The writer Xinran first came to the attention of readers in the West with her acclaimed 2002 book The Good Women of China, a collection of life stories of women living under China's Communist regime. Born in 1958, she began working as a broadcast journalist in the early 1980s and became an icon for Chinese women through her nightly radio phone–in programme, Words on the Night Breeze, which dealt with women's issues. Despite political restrictions she found that women felt able to unburden themselves to her, relating experiences of rape, torture and the separation of children from their parents. In 1997, overwhelmed by the pressure of being a voice for Chinese women, she left China for England.

Xinran met Shu Wen in 1994: "An old woman dressed in Tibetan clothing, smelling strongly of old leather, rancid milk and animal dung. Her grey hair hung in two untidy plaits, and her skin was lined and weather–beaten. Yet...her accent immediately confirmed to me that she was indeed Chinese."

Wen had travelled to Tibet in 1958 to look for her husband Kejun, a Chinese military surgeon who had gone missing in action, presumed dead. He and Wen, who had also trained as a doctor, supported the Chinese invasion of Tibet by the People's Liberation Army with fervent enthusiasm and were utterly committed to their roles in Mao Zedong's reconstruction of China. After the devastating civil war between the Nationalists and the Communists they were buoyed up by full employment, free schools and hospitals, and the belief that China would reach economic parity with Britain and the USA within twenty years. "Everything was changing in China.
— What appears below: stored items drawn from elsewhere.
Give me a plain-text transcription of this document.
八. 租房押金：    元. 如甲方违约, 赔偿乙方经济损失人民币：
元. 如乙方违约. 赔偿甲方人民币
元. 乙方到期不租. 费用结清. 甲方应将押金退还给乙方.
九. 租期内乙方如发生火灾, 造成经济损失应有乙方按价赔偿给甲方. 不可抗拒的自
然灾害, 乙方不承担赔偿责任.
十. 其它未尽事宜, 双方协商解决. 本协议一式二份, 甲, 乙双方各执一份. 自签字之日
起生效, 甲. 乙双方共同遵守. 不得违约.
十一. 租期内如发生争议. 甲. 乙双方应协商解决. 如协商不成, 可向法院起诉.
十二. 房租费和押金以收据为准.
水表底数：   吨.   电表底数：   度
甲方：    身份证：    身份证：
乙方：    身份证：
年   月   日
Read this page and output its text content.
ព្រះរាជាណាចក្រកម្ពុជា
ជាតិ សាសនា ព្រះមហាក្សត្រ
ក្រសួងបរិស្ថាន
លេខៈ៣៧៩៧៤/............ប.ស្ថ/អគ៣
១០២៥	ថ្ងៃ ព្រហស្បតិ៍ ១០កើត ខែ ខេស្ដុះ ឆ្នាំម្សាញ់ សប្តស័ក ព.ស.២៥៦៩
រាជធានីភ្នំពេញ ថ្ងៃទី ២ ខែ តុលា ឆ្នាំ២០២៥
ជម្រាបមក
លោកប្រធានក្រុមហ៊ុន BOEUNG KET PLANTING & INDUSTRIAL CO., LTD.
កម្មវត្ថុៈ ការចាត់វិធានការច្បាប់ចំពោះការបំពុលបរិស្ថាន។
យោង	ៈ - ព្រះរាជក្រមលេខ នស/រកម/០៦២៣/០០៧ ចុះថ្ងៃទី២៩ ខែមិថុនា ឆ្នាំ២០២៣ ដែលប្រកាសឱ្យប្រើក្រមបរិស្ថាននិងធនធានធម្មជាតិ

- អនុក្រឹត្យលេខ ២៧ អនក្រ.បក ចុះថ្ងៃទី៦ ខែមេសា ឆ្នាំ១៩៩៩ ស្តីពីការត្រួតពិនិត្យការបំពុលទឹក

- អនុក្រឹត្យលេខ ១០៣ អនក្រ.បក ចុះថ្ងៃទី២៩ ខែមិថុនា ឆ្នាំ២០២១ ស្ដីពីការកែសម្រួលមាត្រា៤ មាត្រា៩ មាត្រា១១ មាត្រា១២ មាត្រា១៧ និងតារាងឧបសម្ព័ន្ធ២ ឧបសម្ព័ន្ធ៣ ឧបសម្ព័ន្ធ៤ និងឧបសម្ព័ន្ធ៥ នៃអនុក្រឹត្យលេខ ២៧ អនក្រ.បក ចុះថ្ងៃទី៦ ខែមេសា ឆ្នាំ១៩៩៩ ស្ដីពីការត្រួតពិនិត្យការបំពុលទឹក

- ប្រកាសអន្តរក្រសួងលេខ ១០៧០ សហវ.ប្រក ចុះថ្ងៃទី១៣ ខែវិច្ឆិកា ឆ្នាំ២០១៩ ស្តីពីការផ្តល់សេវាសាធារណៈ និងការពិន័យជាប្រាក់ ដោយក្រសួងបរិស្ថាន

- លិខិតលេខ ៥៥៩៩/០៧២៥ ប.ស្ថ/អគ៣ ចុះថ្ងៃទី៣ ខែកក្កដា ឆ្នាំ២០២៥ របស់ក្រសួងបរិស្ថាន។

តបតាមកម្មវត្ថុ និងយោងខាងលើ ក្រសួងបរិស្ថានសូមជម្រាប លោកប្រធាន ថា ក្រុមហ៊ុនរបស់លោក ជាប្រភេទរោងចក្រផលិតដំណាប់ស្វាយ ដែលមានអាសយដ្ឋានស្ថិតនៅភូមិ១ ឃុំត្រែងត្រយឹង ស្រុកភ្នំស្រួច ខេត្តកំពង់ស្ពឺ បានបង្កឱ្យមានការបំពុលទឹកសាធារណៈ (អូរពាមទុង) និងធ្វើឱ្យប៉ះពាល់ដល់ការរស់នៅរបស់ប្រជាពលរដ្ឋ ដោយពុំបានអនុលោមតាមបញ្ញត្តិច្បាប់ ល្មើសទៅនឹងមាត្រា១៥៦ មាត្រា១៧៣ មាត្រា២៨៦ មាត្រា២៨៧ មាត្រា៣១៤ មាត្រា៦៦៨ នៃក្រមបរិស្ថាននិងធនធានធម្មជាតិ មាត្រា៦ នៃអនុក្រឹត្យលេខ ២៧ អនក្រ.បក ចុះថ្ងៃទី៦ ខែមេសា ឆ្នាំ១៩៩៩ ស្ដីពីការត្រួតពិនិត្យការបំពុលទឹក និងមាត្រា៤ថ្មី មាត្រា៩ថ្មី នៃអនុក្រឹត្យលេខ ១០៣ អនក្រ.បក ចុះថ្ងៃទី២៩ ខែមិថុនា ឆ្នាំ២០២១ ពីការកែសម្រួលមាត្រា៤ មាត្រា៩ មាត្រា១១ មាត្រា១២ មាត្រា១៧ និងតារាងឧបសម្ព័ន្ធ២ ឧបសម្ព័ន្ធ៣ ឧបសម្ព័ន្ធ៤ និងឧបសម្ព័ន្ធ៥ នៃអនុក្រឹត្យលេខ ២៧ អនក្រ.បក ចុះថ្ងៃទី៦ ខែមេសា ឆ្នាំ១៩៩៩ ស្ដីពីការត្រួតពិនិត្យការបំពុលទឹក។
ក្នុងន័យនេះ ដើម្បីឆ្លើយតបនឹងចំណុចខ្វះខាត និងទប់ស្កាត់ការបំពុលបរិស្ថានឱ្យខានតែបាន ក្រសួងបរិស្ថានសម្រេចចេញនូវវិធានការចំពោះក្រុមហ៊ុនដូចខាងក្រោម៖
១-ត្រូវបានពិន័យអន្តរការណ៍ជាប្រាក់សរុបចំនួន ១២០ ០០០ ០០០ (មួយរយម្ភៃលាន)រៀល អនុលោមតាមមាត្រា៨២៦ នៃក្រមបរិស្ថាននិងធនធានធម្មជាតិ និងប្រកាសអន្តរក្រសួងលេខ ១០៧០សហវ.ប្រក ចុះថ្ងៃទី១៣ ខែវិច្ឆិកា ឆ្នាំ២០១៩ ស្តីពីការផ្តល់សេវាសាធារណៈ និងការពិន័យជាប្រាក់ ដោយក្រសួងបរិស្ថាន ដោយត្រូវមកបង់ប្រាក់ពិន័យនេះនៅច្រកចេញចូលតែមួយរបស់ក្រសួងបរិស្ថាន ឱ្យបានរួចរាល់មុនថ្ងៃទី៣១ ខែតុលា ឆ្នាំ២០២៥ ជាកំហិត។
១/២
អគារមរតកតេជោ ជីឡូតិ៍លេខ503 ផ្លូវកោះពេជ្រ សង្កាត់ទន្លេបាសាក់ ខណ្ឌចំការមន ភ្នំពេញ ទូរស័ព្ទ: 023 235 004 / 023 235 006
Many people were packing their bags and heading for poor rural areas to carry out land reform.…We regarded separation from our loved ones as a chance to demonstrate our love for the Motherland."

Xinran is struck by the passion with which Wen talks about her love for Kejun, explaining that in Chinese society it was traditional to suppress emotions and hide one's thoughts. "I had not imagined that the young people of my mother's generation could love each other so passionately." Despite the bloody fighting between Chinese troops and Tibetans, the treacherous landscape and the enervating altitude sickness that foreigners were vulnerable to, Wen refused to be discouraged from entering Tibet. She stayed there for over thirty years, spending much of this time with a displaced Tibetan noblewoman, Zhuoma, and a family of nomadic farmers.

Xinran describes evocatively how a rich and complex culture is drawn from an apparently harsh and unyielding environment. While Shu Wen's story is extraordinary and deeply moving, her account of day to day life in Tibet is equally fascinating. She slowly learned the Tibetan language, and gained the physical strength and stamina needed for the intensely hard work of milking, churning butter, making dung cakes, fetching water. Never forgetting her quest to find Kejun, she learnt to accept a life unimaginably different from what she had envisaged for herself.

Through her relationship with Zhuoma, who was also searching for a lost partner, Wen realised that China was attempting to 'liberate' Tibet without any knowledge or understanding of its culture. She was forced to expand her view of humanity and confront, intellectually and emotionally, the act of cultural arrogance she had taken part in.

Although Wen never fully embraced the Buddhist religion central to the family's life, the Buddhist acceptance of fate and sense of being inextricably linked with nature gave value and meaning to what might have been a life of terrible loss and loneliness. The sky burial of the title, a Tibetan funeral ceremony where the dismembered bodies of the dead are ritually fed to sacred vultures, assumes monumental significance as the book reaches its shocking and moving conclusion.

This is a remarkable story, written clearly and directly. The stark, unembellished style reflects perfectly the silence and sense of infinite time and space. Though the characters are real people, the scale of their endurance and their unrelenting loyalties give the book an epic, mythical quality. Shu Wen is a heroine at once burning with passion yet utterly dignified and self–contained. Her impact on Xinran is beyond question. She describes Shu Wen as "one of the most exceptional women I would ever know".

It is unclear under what circumstances the two women parted, but the book ends with an appeal by Xinran: "I have spent many years searching for you, hoping that we might sit together in the tea–scented Yangtze delta so that you can tell me the story of your life after Sky Burial."